Passeando pelo clássico e o popular

Unir o erudito e o popular é tarefa árdua que requer precisão técnica, conhecimento amplo e generosidade.

Precisão técnica, pois é preciso conhecer as obras eruditas a ponto de transformá-las em algo acessível e popular.

Conhecimento amplo, pois somente através da familiaridade, o erudito perde seu mistério e torna-se decifrável.

Generosidade, pois para levar conhecimento de alto nível ao maior número possível de pessoas requer vontade de dividi-lo.

Versão Brasileira

O show, que estreou oficialmente como parte da programação do Festival de Campos do Jordão, diverte e emociona a platéia.
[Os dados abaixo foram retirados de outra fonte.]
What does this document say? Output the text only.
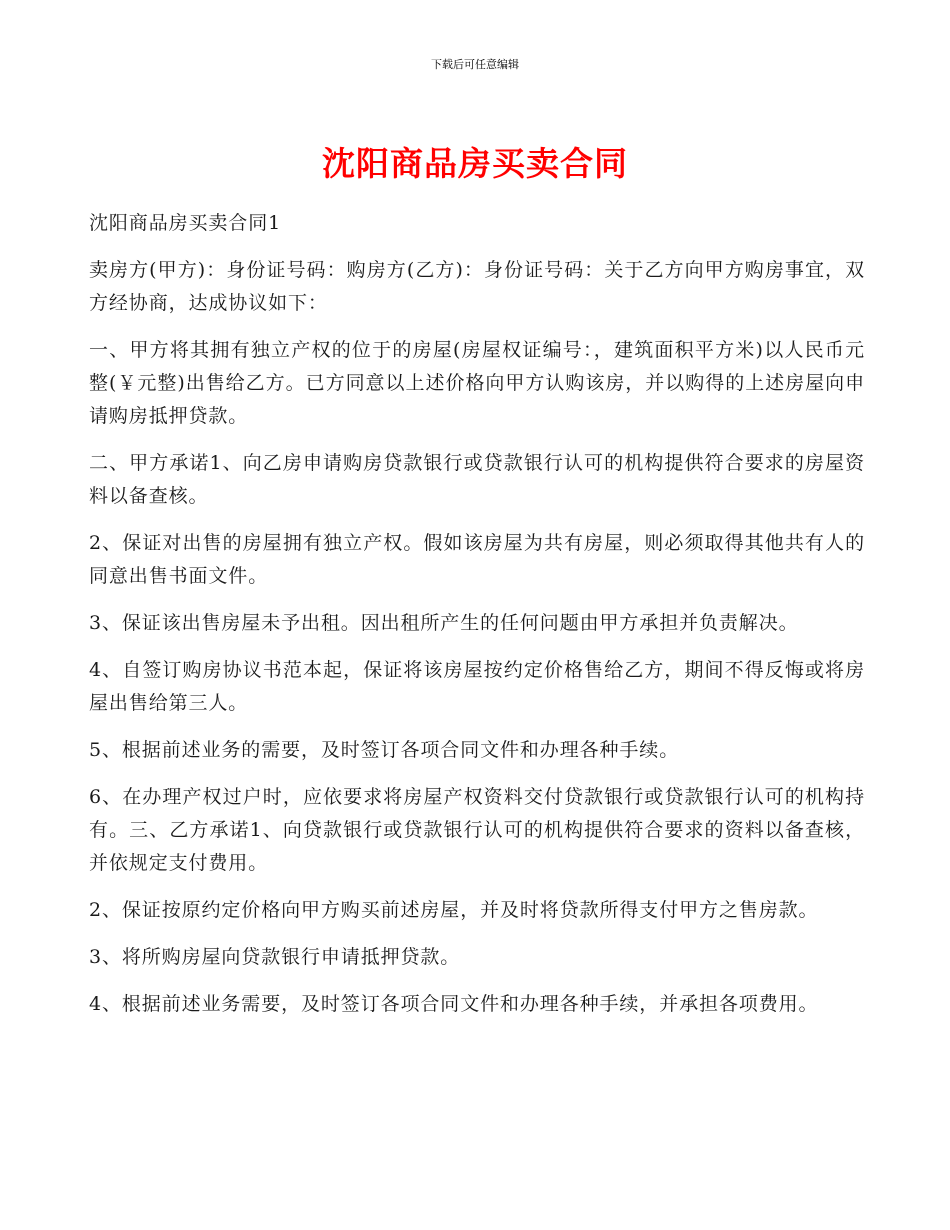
下载后可任意编辑
沈阳商品房买卖合同

沈阳商品房买卖合同1

卖房方(甲方)：身份证号码：购房方(乙方)：身份证号码：关于乙方向甲方购房事宜，双方经协商，达成协议如下：

一、甲方将其拥有独立产权的位于的房屋(房屋权证编号：，建筑面积平方米)以人民币元整(￥元整)出售给乙方。已方同意以上述价格向甲方认购该房，并以购得的上述房屋向申请购房抵押贷款。

二、甲方承诺1、向乙房申请购房贷款银行或贷款银行认可的机构提供符合要求的房屋资料以备查核。

2、保证对出售的房屋拥有独立产权。假如该房屋为共有房屋，则必须取得其他共有人的同意出售书面文件。

3、保证该出售房屋未予出租。因出租所产生的任何问题由甲方承担并负责解决。

4、自签订购房协议书范本起，保证将该房屋按约定价格售给乙方，期间不得反悔或将房屋出售给第三人。

5、根据前述业务的需要，及时签订各项合同文件和办理各种手续。

6、在办理产权过户时，应依要求将房屋产权资料交付贷款银行或贷款银行认可的机构持有。三、乙方承诺1、向贷款银行或贷款银行认可的机构提供符合要求的资料以备查核，并依规定支付费用。

2、保证按原约定价格向甲方购买前述房屋，并及时将贷款所得支付甲方之售房款。

3、将所购房屋向贷款银行申请抵押贷款。

4、根据前述业务需要，及时签订各项合同文件和办理各种手续，并承担各项费用。
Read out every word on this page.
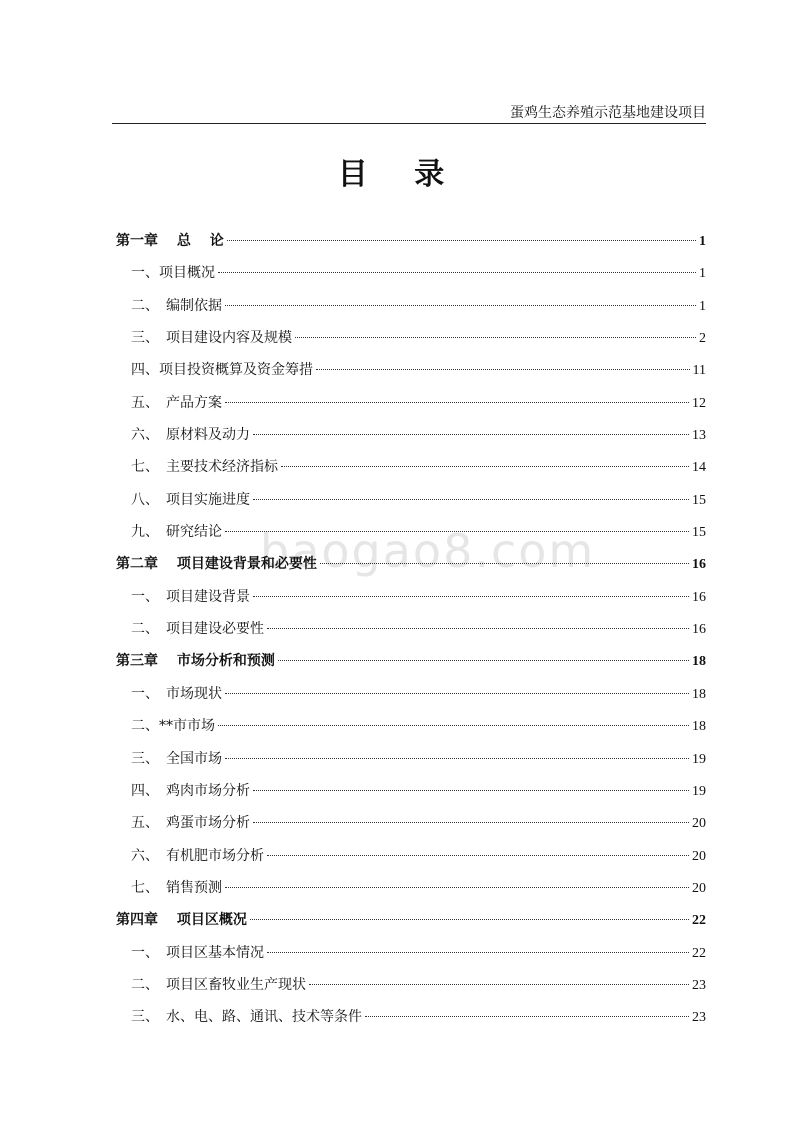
蛋鸡生态养殖示范基地建设项目
目 录
baogao8.com
第一章　 总　 论	1
一、项目概况	1
二、　编制依据	1
三、　项目建设内容及规模	2
四、项目投资概算及资金筹措	11
五、　产品方案	12
六、　原材料及动力	13
七、　主要技术经济指标	14
八、　项目实施进度	15
九、　研究结论	15
第二章　 项目建设背景和必要性	16
一、　项目建设背景	16
二、　项目建设必要性	16
第三章　 市场分析和预测	18
一、　市场现状	18
二、**市市场	18
三、　全国市场	19
四、　鸡肉市场分析	19
五、　鸡蛋市场分析	20
六、　有机肥市场分析	20
七、　销售预测	20
第四章　 项目区概况	22
一、　项目区基本情况	22
二、　项目区畜牧业生产现状	23
三、　水、电、路、通讯、技术等条件	23
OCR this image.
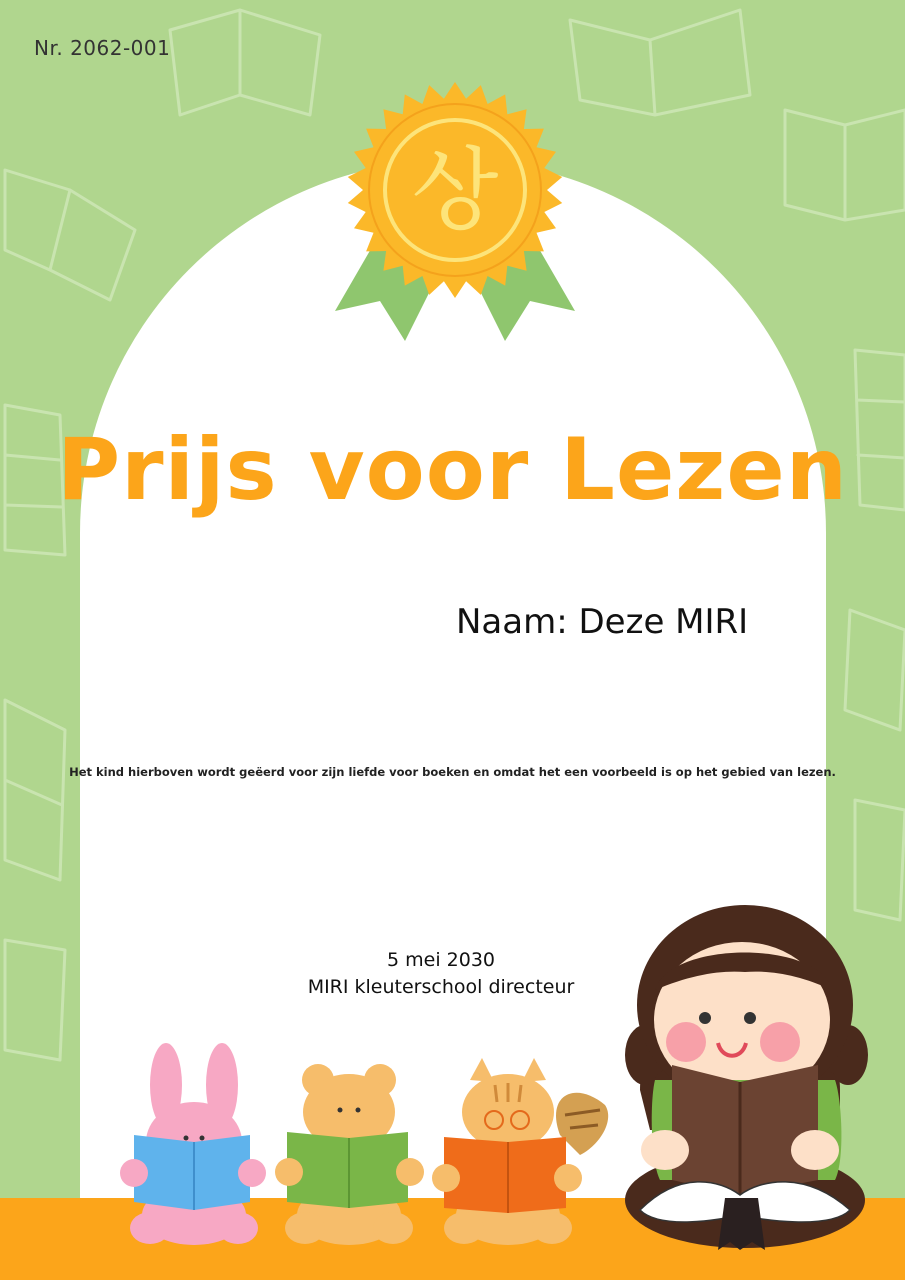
Nr. 2062-001
상
Prijs voor Lezen
Naam: Deze MIRI
Het kind hierboven wordt geëerd voor zijn liefde voor boeken en omdat het een voorbeeld is op het gebied van lezen.
5 mei 2030
MIRI kleuterschool directeur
Claudio Goldman narra histórias, passeia pelos temas com familiaridade e surpreende com sua voz raríssima: tudo permeado pelo bom gosto extremo dos arranjos também assinados pelo cantor/compositor que executa ao piano ao longo do show, acompanhado pelo baixo acústico de Frank Herzberg, percussão de Décio Gioielli e clarinete pelo maestro Gabriel Goldman, irmão de Claudio.

Passeando pelo clássico e o popular que apresenta canções de grandes autores da música clássica em ritmos populares e graciosos:

A famosa canção “Pour Elise”, de Beethoven, transforma-se num irresistível Chorinho brasileiro;

A triste “Gymnopedie”, de Erik Satie, recebe letra em português composta pelo cantor/compositor: palavras delicadas para uma melodia tocante;

La Ci Darem Mano”, da ópera “Don Giovanni”, de Mozart, renasce vigorosa e engraçada num Xote Nordestino.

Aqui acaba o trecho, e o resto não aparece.